TypeScript error when using the Spread operator?

Question

Whenever I use the spread operator such as below

public drawTextTest(p1: number, p2: number, p3: number):void {
    console.log(p1, p2, p3);
}
let array = [2, 2, 5];
this.drawTextTest( ... array );

I get this error in the editor

[ts] Expected # arguments, but got a minimum of 0.

Why does TypeScript give an error when using the spread operator to pass arguments?

There's no error when I actually run the code, the spread operator is simply letting me use the array as arguments to a function yet in VSCode it shows me the error as if I couldn't.

Answer 1

typed spread operator works only when all parameters are marked as optional

public drawTextTest(p1?: number, p2?: number, p3?: number):void {

see https://github.com/Microsoft/TypeScript/issues/4130#issuecomment-303486552

Answer 2

Newer versions of TypeScript should be figuring this out through flow analysis but you should be able to get the code working by manually typing the array to the following way to ensure the min length:

function drawTextTest(p1: number, p2: number, p3: number):void {
    console.log(p1, p2, p3);
}
let array: [number, number, number] = [2, 2, 5];
this.drawTextTest( ... array );

Answer 3

Vscode may be using a version of typescript before 2.1 to evaluate the code. Double-check the version in the bottom right of your IDE window.

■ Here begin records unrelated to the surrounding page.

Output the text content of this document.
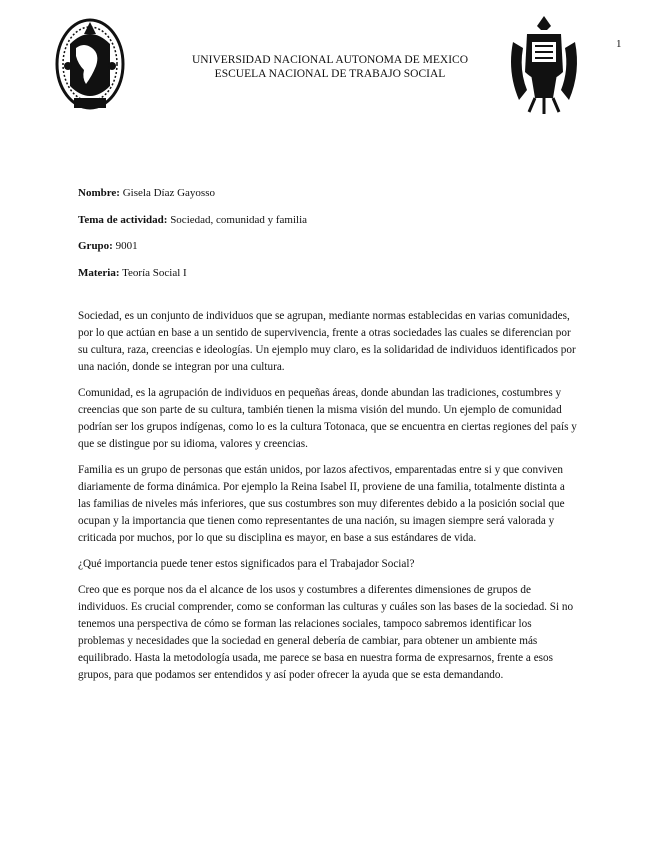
1
UNIVERSIDAD NACIONAL AUTONOMA DE MEXICO
ESCUELA NACIONAL DE TRABAJO SOCIAL
Nombre: Gisela Díaz Gayosso
Tema de actividad: Sociedad, comunidad y familia
Grupo: 9001
Materia: Teoría Social I

Sociedad, es un conjunto de individuos que se agrupan, mediante normas establecidas en varias comunidades, por lo que actúan en base a un sentido de supervivencia, frente a otras sociedades las cuales se diferencian por su cultura, raza, creencias e ideologías. Un ejemplo muy claro, es la solidaridad de individuos identificados por una nación, donde se integran por una cultura.

Comunidad, es la agrupación de individuos en pequeñas áreas, donde abundan las tradiciones, costumbres y creencias que son parte de su cultura, también tienen la misma visión del mundo. Un ejemplo de comunidad podrían ser los grupos indígenas, como lo es la cultura Totonaca, que se encuentra en ciertas regiones del país y que se distingue por su idioma, valores y creencias.

Familia es un grupo de personas que están unidos, por lazos afectivos, emparentadas entre si y que conviven diariamente de forma dinámica. Por ejemplo la Reina Isabel II, proviene de una familia, totalmente distinta a las familias de niveles más inferiores, que sus costumbres son muy diferentes debido a la posición social que ocupan y la importancia que tienen como representantes de una nación, su imagen siempre será valorada y criticada por muchos, por lo que su disciplina es mayor, en base a sus estándares de vida.

¿Qué importancia puede tener estos significados para el Trabajador Social?

Creo que es porque nos da el alcance de los usos y costumbres a diferentes dimensiones de grupos de individuos. Es crucial comprender, como se conforman las culturas y cuáles son las bases de la sociedad. Si no tenemos una perspectiva de cómo se forman las relaciones sociales, tampoco sabremos identificar los problemas y necesidades que la sociedad en general debería de cambiar, para obtener un ambiente más equilibrado. Hasta la metodología usada, me parece se basa en nuestra forma de expresarnos, frente a esos grupos, para que podamos ser entendidos y así poder ofrecer la ayuda que se esta demandando.
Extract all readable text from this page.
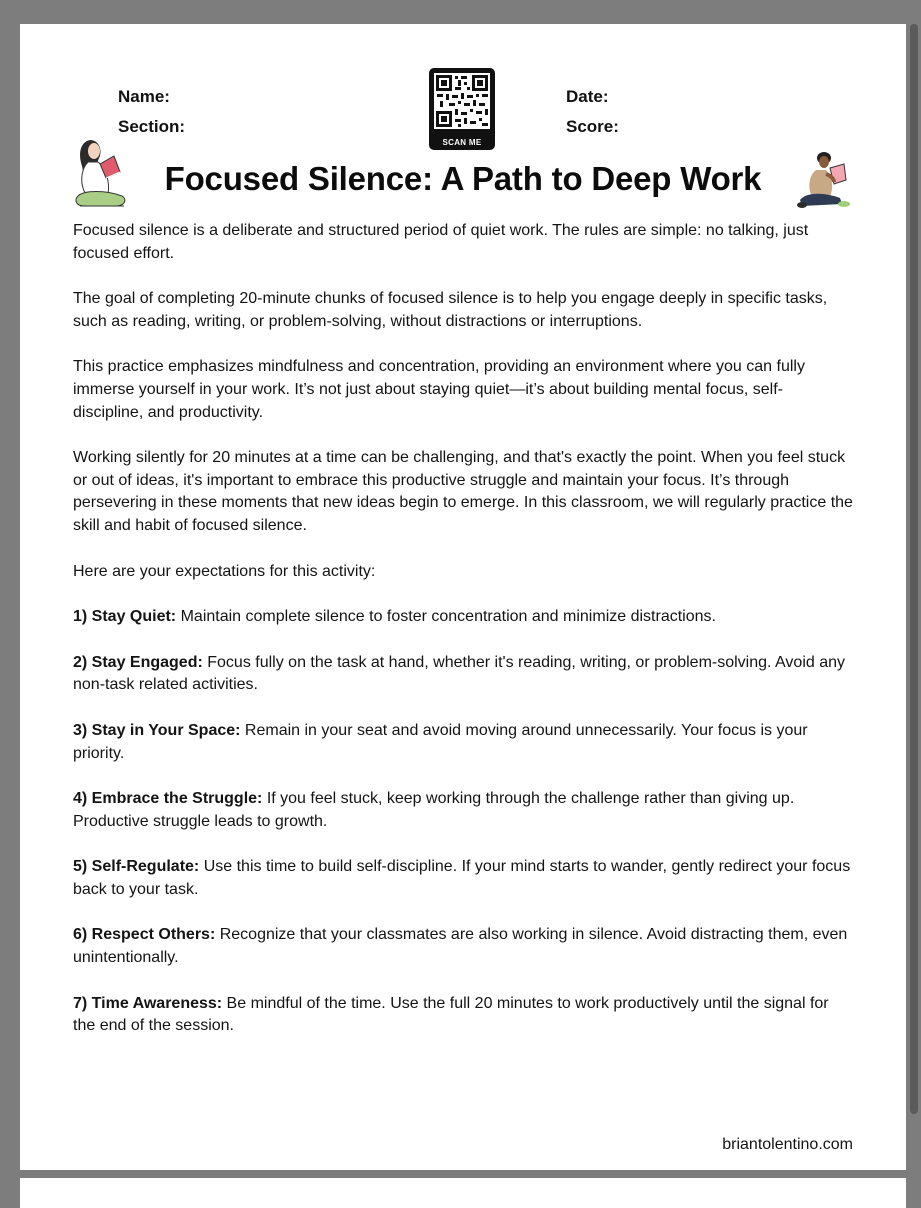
Name:

Section:

Date:

Score:

SCAN ME
Focused Silence: A Path to Deep Work

Focused silence is a deliberate and structured period of quiet work. The rules are simple: no talking, just focused effort.

The goal of completing 20-minute chunks of focused silence is to help you engage deeply in specific tasks, such as reading, writing, or problem-solving, without distractions or interruptions.

This practice emphasizes mindfulness and concentration, providing an environment where you can fully immerse yourself in your work. It’s not just about staying quiet—it’s about building mental focus, self-discipline, and productivity.

Working silently for 20 minutes at a time can be challenging, and that's exactly the point. When you feel stuck or out of ideas, it's important to embrace this productive struggle and maintain your focus. It’s through persevering in these moments that new ideas begin to emerge. In this classroom, we will regularly practice the skill and habit of focused silence.

Here are your expectations for this activity:

1) Stay Quiet: Maintain complete silence to foster concentration and minimize distractions.

2) Stay Engaged: Focus fully on the task at hand, whether it's reading, writing, or problem-solving. Avoid any non-task related activities.

3) Stay in Your Space: Remain in your seat and avoid moving around unnecessarily. Your focus is your priority.

4) Embrace the Struggle: If you feel stuck, keep working through the challenge rather than giving up. Productive struggle leads to growth.

5) Self-Regulate: Use this time to build self-discipline. If your mind starts to wander, gently redirect your focus back to your task.

6) Respect Others: Recognize that your classmates are also working in silence. Avoid distracting them, even unintentionally.

7) Time Awareness: Be mindful of the time. Use the full 20 minutes to work productively until the signal for the end of the session.

briantolentino.com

If I'm wrong about that, I'll need to see your drawInfo object definition. My second guess is that drawInfo has optional properties and the evaluator is seeing the possibility that the spread would result in 0 params.

EDIT: drawInfo appears to be an array. Because the length of arrays can be changed and nothing guarantees that there are 3 properties, the ts evaluator will complain.

If the drawInfo will always contain 3 values, you may want to change it from an array to a defined type and avoid the spread operator.